🤖 AI Summary
This study investigates human ability to distinguish AI-synthesized speech from human speech in realistic voice phishing (vishing) scenarios and examines the perceptual strategies employed. In an online experiment, 315 participants classified 16 vishing audio clips as either human- or AI-generated and reported their confidence levels. Integrating signal detection theory with thematic analysis, the research reveals a pervasive tendency toward misclassification in authentic attack contexts: average accuracy was only 37.5%, significantly below chance level, and errors were often made with high confidence. The findings indicate that conventional paralinguistic cues of vocal authenticity are effectively mimicked by current AI systems, thereby challenging prevailing models of auditory authenticity perception, and identify several auditory heuristics participants rely on when making judgments.
📝 Abstract
Large Language Models and commercial speech synthesis systems now enable highly realistic AI-generated voice scams (vishing), raising urgent concerns about deception at scale.

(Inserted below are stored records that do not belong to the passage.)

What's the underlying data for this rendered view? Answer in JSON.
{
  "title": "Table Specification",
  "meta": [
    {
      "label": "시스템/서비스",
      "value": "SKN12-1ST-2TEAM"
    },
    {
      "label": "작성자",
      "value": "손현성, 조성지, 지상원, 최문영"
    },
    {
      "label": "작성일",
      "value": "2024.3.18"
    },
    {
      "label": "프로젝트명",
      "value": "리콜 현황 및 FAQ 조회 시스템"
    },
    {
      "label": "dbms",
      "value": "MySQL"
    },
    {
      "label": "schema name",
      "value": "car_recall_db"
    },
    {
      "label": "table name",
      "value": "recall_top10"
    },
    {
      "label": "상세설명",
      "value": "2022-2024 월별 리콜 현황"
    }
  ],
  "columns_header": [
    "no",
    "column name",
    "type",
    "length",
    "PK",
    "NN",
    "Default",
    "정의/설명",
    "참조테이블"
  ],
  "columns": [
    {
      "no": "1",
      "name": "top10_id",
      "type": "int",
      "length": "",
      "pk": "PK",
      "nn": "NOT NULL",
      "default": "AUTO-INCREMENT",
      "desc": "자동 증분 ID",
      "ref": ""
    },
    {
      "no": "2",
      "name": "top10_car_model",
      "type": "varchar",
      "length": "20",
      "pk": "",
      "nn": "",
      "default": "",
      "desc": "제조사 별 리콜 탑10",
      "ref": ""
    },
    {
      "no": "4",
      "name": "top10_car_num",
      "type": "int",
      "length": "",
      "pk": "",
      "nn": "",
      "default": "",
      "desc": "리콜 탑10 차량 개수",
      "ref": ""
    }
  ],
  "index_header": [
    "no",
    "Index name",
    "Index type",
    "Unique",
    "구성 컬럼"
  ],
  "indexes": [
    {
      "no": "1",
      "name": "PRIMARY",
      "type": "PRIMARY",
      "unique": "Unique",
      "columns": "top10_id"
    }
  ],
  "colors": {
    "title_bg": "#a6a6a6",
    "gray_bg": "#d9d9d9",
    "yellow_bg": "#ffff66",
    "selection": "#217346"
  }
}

Yet it remains unclear whether individuals can reliably distinguish AI-generated speech from human-recorded voices in realistic scam contexts and what perceptual strategies underlie their judgments. We conducted a controlled online study in which 22 participants evaluated 16 vishing-style audio clips (8 AI-generated, 8 human-recorded) and classified each as human or AI while reporting confidence. Participants performed poorly: mean accuracy was 37.5%, below chance in a binary classification task. At the stimulus level, misclassification was bidirectional: 75% of AI-generated clips were majority-labeled as human, while 62.5% of human-recorded clips were majority-labeled as AI. Signal Detection Theory analysis revealed near-zero discriminability (d' approx 0), indicating inability to reliably distinguish synthetic from human voices rather than simple response bias. Qualitative analysis of 315 coded excerpts revealed reliance on paralinguistic and emotional heuristics, including pauses, filler words, vocal variability, cadence, and emotional expressiveness. However, these surface-level cues traditionally associated with human authenticity were frequently replicated by AI-generated samples. Misclassifications were often accompanied by moderate to high confidence, suggesting perceptual miscalibration rather than uncertainty. Together, our findings demonstrate that authenticity judgments based on vocal heuristics are unreliable in contemporary vishing scenarios. We discuss implications for security interventions, user education, and AI-mediated deception mitigation.